When Tennessee consumers file for personal bankruptcy, they do it in hopes of getting a fresh start in terms of their credit score. However, the results are not always so positive when business have to file for bankruptcy. Once a company files for business bankruptcy, it often means the end -- even when the company has been around for decades.
Businesses are not afforded the same protections that personal bankruptcy provides consumers. Federal bankruptcy law makes it difficult for companies to restructure and emerge with a clean slate because the bankruptcy process is shortened. There is also very little protection when it comes to leases. Because of these reasons, many businesses are forced to liquidate assets after filing for commercial bankruptcy.

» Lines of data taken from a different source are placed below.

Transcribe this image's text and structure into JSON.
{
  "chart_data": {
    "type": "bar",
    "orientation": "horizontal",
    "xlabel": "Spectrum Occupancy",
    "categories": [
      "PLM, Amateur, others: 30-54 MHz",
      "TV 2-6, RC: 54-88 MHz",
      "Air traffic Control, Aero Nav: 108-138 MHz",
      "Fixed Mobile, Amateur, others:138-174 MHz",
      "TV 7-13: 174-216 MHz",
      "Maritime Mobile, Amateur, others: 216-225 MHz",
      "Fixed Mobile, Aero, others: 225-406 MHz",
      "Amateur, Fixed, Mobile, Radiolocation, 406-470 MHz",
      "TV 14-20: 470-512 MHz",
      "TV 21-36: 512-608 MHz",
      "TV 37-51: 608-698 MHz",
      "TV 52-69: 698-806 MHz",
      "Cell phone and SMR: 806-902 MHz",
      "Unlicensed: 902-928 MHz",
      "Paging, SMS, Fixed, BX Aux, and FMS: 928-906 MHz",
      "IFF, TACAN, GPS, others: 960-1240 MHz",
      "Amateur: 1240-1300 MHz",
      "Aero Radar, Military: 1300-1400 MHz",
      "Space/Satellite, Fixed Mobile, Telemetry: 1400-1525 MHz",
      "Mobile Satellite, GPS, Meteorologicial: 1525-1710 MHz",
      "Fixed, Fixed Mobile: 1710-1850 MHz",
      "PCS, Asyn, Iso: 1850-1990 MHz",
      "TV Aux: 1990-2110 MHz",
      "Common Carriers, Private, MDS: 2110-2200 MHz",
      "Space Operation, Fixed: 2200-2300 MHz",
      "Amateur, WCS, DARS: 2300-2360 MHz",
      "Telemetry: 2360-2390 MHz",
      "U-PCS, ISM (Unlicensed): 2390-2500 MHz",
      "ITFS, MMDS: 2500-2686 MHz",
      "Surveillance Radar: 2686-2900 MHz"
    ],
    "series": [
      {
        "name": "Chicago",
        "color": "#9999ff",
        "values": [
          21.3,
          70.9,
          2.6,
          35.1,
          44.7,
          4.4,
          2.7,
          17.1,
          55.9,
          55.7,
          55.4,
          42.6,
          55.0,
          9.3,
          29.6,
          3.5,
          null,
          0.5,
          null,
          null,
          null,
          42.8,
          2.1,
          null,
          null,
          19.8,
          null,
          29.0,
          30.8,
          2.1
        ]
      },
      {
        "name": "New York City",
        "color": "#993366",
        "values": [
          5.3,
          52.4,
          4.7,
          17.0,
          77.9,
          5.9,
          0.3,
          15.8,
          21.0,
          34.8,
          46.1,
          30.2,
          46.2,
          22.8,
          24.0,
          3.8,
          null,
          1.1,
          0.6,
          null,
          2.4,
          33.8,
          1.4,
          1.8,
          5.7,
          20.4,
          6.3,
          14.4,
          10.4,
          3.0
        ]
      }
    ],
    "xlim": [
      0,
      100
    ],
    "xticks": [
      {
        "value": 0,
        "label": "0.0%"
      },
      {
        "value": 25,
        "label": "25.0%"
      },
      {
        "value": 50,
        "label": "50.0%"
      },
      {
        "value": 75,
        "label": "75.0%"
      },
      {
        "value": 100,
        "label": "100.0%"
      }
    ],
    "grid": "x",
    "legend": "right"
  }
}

Because of this, companies will do whatever they can to avoid bankruptcy. In the end, the value of the company decreases, leaving less profit for stakeholders. So when a company's sales start declining, it can easily turn into a lose-lose situation.
Due to stricter rules in place, commercial bankruptcies involving the retail space have decreased since 2005. Before then, retailers accounted for 14 percent of bankruptcies. Now, that number has dropped to nine percent.
Bankruptcy is a serious situation that should not be taken lightly. Before filing, business owners need to determine how they want to proceed with the company. Can they work things out with creditors? Is business still steady or is it declining? If a business owner wants to keep the company, that owner needs to find ways to make it profitable. Business bankruptcy may make things worse before it makes them better.